Wednesday, September 28, 2016

Snowy Mountaini(Adirondacks)

Snowy Mountain has been on my "to do" list for quite some time, but it always seems to get pushed off for another hike.  I figured today would be a good day to head north to hike the 3899 foot mountain and its fire tower, and perhaps catch a glimpse at some early fall colors.  This is a popular hike because it is the tallest mountain in all of the southern Adirondacks but even more importantly, its trailhead is located right off busy Route 30.  As I pulled into the parking area this morning, there were five cars there already.  Not bad for a cloudy Wednesday in late September.  After crossing Route 30 to the west, I entered the woods and began my hike.
 Crossing a stretch of puncheon where muddy conditions usually persist.  Dry today though.
 Just over a mile into the hike is a crossing over Beaver Brook.  The brook is easily crossed by rock hopping.
 The first 2+ miles of the hike have some moderate ups and downs, but very little sustained climbing of any kind.  In fact, it is a very relaxing walk in the woods along a very well marked trail.

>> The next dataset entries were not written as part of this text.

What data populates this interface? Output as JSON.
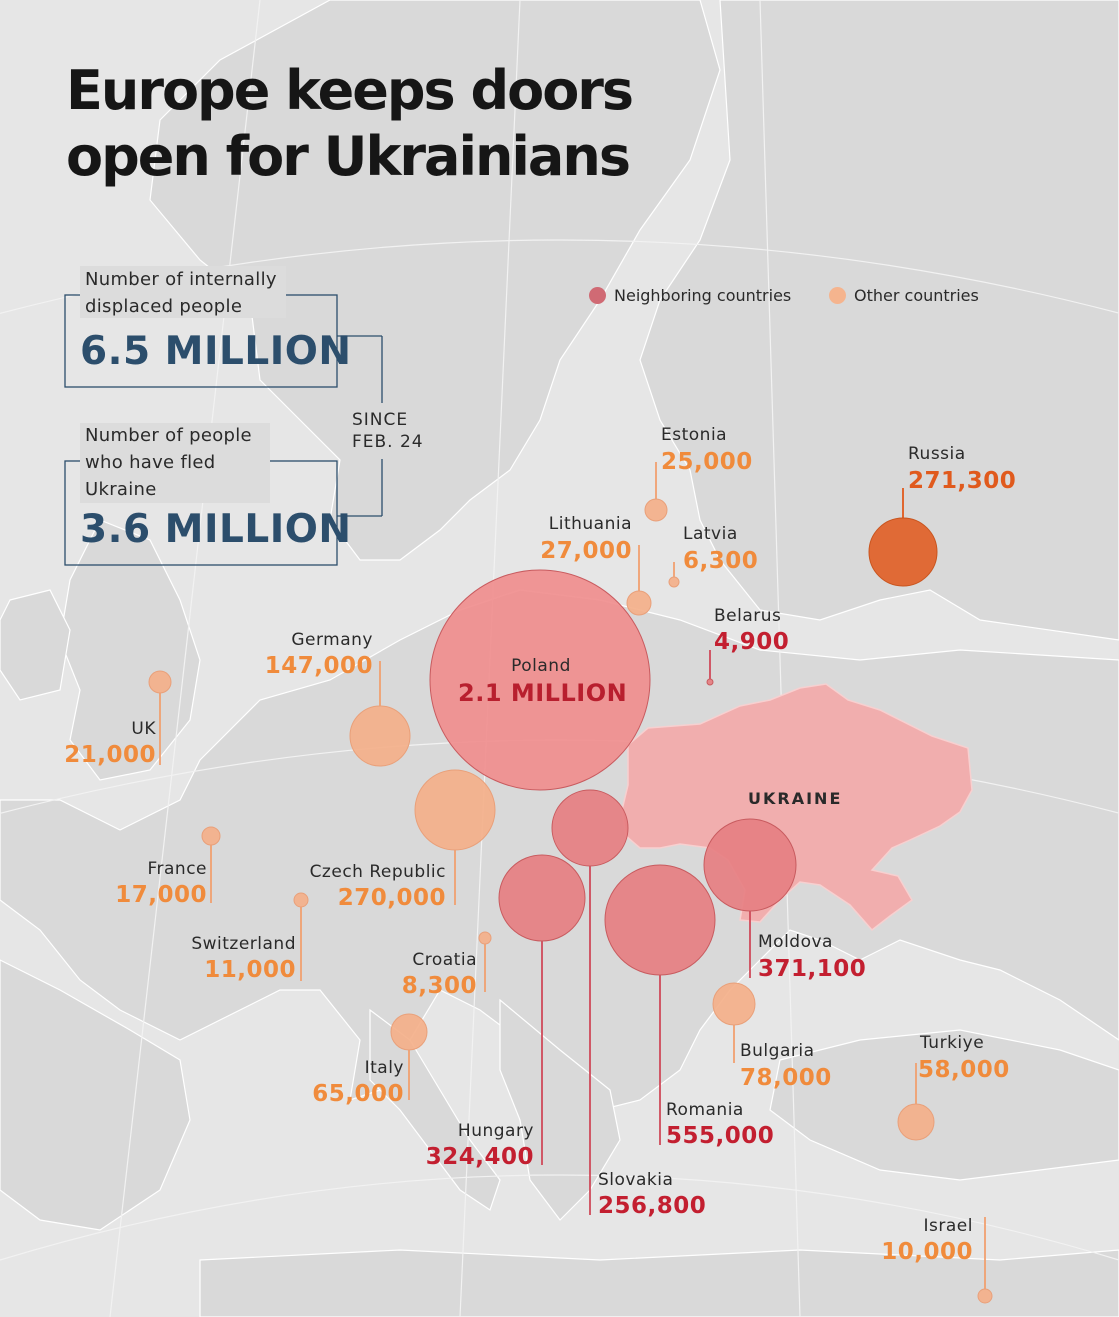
{
  "title_lines": [
    "Europe keeps doors",
    "open for Ukrainians"
  ],
  "stats": {
    "idp_label_lines": [
      "Number of internally",
      "displaced people"
    ],
    "idp_value": "6.5 MILLION",
    "fled_label_lines": [
      "Number of people",
      "who have fled",
      "Ukraine"
    ],
    "fled_value": "3.6 MILLION",
    "since_lines": [
      "SINCE",
      "FEB. 24"
    ]
  },
  "legend": [
    {
      "label": "Neighboring countries",
      "color": "#d06a74"
    },
    {
      "label": "Other countries",
      "color": "#f5b48e"
    }
  ],
  "map_label": "UKRAINE",
  "colors": {
    "neighbor_fill": "#e67f82",
    "neighbor_value": "#c31f30",
    "other_fill": "#f4b08a",
    "other_value": "#f08b3c",
    "russia_fill": "#e06a36",
    "russia_value": "#e05a1d",
    "poland_fill": "#f08e8e",
    "ukraine_fill": "#f1aeae",
    "land": "#d9d9d9",
    "water": "#e6e6e6",
    "stat_value": "#2c4e6c"
  },
  "countries": [
    {
      "name": "Poland",
      "value": "2.1 MILLION",
      "group": "neighbor"
    },
    {
      "name": "Romania",
      "value": "555,000",
      "group": "neighbor"
    },
    {
      "name": "Moldova",
      "value": "371,100",
      "group": "neighbor"
    },
    {
      "name": "Hungary",
      "value": "324,400",
      "group": "neighbor"
    },
    {
      "name": "Russia",
      "value": "271,300",
      "group": "russia"
    },
    {
      "name": "Czech Republic",
      "value": "270,000",
      "group": "other"
    },
    {
      "name": "Slovakia",
      "value": "256,800",
      "group": "neighbor"
    },
    {
      "name": "Germany",
      "value": "147,000",
      "group": "other"
    },
    {
      "name": "Bulgaria",
      "value": "78,000",
      "group": "other"
    },
    {
      "name": "Italy",
      "value": "65,000",
      "group": "other"
    },
    {
      "name": "Turkiye",
      "value": "58,000",
      "group": "other"
    },
    {
      "name": "Lithuania",
      "value": "27,000",
      "group": "other"
    },
    {
      "name": "Estonia",
      "value": "25,000",
      "group": "other"
    },
    {
      "name": "UK",
      "value": "21,000",
      "group": "other"
    },
    {
      "name": "France",
      "value": "17,000",
      "group": "other"
    },
    {
      "name": "Switzerland",
      "value": "11,000",
      "group": "other"
    },
    {
      "name": "Israel",
      "value": "10,000",
      "group": "other"
    },
    {
      "name": "Croatia",
      "value": "8,300",
      "group": "other"
    },
    {
      "name": "Latvia",
      "value": "6,300",
      "group": "other"
    },
    {
      "name": "Belarus",
      "value": "4,900",
      "group": "neighbor"
    }
  ]
}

 Crossing over a small backwater area.
 After recrossing Beaver Brook two  more times, the real climbing finally begins.  I had it marked at about 2400 feet and 2.4 miles into the hike at this point.

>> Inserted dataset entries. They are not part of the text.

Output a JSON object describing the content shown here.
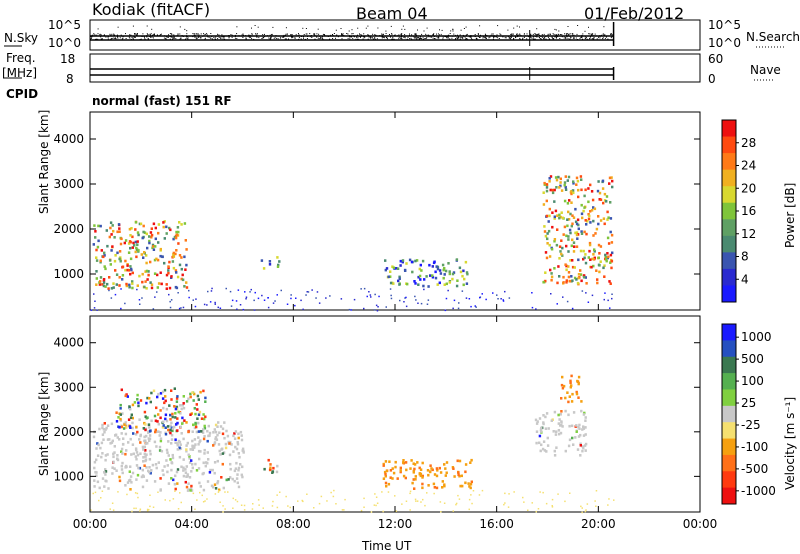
{
  "header": {
    "station": "Kodiak (fitACF)",
    "beam": "Beam 04",
    "date": "01/Feb/2012"
  },
  "top_panels": {
    "nsky": {
      "label": "N.Sky",
      "tick_hi": "10^5",
      "tick_lo": "10^0",
      "right_hi": "10^5",
      "right_lo": "10^0",
      "right_label": "N.Search"
    },
    "freq": {
      "label_line1": "Freq.",
      "label_line2": "[MHz]",
      "tick_hi": "18",
      "tick_lo": "8",
      "right_hi": "60",
      "right_lo": "0",
      "right_label": "Nave"
    },
    "cpid": {
      "label": "CPID",
      "mode": "normal (fast) 151 RF"
    }
  },
  "chart_data": [
    {
      "type": "heatmap",
      "ylabel": "Slant Range [km]",
      "y_ticks": [
        "1000",
        "2000",
        "3000",
        "4000"
      ],
      "ylim": [
        200,
        4600
      ],
      "colorbar": {
        "label": "Power [dB]",
        "ticks": [
          "4",
          "8",
          "12",
          "16",
          "20",
          "24",
          "28"
        ],
        "range": [
          0,
          30
        ]
      },
      "regions": [
        {
          "t": [
            0.1,
            3.8
          ],
          "r": [
            700,
            2200
          ],
          "level": "high"
        },
        {
          "t": [
            6.7,
            7.4
          ],
          "r": [
            1150,
            1400
          ],
          "level": "med"
        },
        {
          "t": [
            11.5,
            15.0
          ],
          "r": [
            750,
            1350
          ],
          "level": "med"
        },
        {
          "t": [
            17.8,
            20.5
          ],
          "r": [
            800,
            3200
          ],
          "level": "high"
        }
      ]
    },
    {
      "type": "heatmap",
      "ylabel": "Slant Range [km]",
      "y_ticks": [
        "1000",
        "2000",
        "3000",
        "4000"
      ],
      "ylim": [
        200,
        4600
      ],
      "colorbar": {
        "label": "Velocity [m s⁻¹]",
        "ticks": [
          "1000",
          "500",
          "100",
          "25",
          "-25",
          "-100",
          "-500",
          "-1000"
        ]
      },
      "regions": [
        {
          "t": [
            0.1,
            6.0
          ],
          "r": [
            700,
            2300
          ],
          "vel": "ground"
        },
        {
          "t": [
            1.0,
            4.5
          ],
          "r": [
            2000,
            3000
          ],
          "vel": "mixed"
        },
        {
          "t": [
            6.7,
            7.4
          ],
          "r": [
            1100,
            1450
          ],
          "vel": "mixed"
        },
        {
          "t": [
            11.5,
            15.0
          ],
          "r": [
            750,
            1400
          ],
          "vel": "away"
        },
        {
          "t": [
            17.5,
            19.5
          ],
          "r": [
            1500,
            2500
          ],
          "vel": "ground"
        },
        {
          "t": [
            18.4,
            19.3
          ],
          "r": [
            2700,
            3300
          ],
          "vel": "away"
        }
      ]
    }
  ],
  "x_axis": {
    "ticks": [
      "00:00",
      "04:00",
      "08:00",
      "12:00",
      "16:00",
      "20:00",
      "00:00"
    ],
    "label": "Time UT",
    "range_hours": [
      0,
      24
    ]
  },
  "colors": {
    "power": [
      "#1a1aff",
      "#2a2ad0",
      "#3a55b0",
      "#4a8a70",
      "#5fa064",
      "#7fc43a",
      "#d8d830",
      "#f0b020",
      "#ff7a18",
      "#ff4a10",
      "#ee1010"
    ],
    "velocity": [
      "#1a1aff",
      "#2550c0",
      "#3a7850",
      "#55b050",
      "#80d040",
      "#c8c8c8",
      "#f5e070",
      "#f5a010",
      "#ff7018",
      "#ff3a10",
      "#ee1010"
    ]
  }
}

 After about 3 miles, the trail emerges into a steep, rocky ascent.  It is from here on that the climbing becomes much more difficult.
 Climbing up through a washed out area of the trail.
 Looking back on some of the nearly vertical climbing on wet rocks provides some of the very first views of the day.
 Steady climbing persists.
 Fall colors along the upper reaches of the trail.
 Nearby peaks are framed by fall colors as the climb heads up and over 3500 feet.
 One of the last steep, pushes towards the top.
 Emerging at a wide open clearing, with nice views east down towards Indian Lake.  Continue on the last .1 of a mile to the fire tower, as the views only get better from here.
After 3.6 miles and 2,050 feet elevation gain I arrived at the summit.  There are no views from the 3899 foot summit, but fortunately, a 50 foot fire tower does provide views. 
The summit tower was almost completely shrouded in clouds and winds were really whipping making me glad I had brought my North Face along. 
 It was very interesting to watch the weather all around me, as you could see the clouds rolling up from the valley floor and right past the fire tower.
 Swirling clouds and strong winds.
 I apologize for the amount of photos, but over the next 45 minutes I stood in the fire tower, watching the clouds move in and then move out only to repeat again.  My hands were freezing after this amount of time up there, but the ever changing views were absolutely worth it.

 A hint of blue skies!
 Incredibly, I didn't see anyone else at the top the entire time I was there!  After exploring much of the summit area, I finally retraced my steps back off the mountain, being very careful along the steep stretch just below the summit.
 Great views on the way down.
 Skies continued to clear out as I made my down the mountain, allowing me to enjoy the early fall colors a bit more.
Once off the steepest parts of the mountain, I made real good time hiking back out to the car.  7.2 miles RT.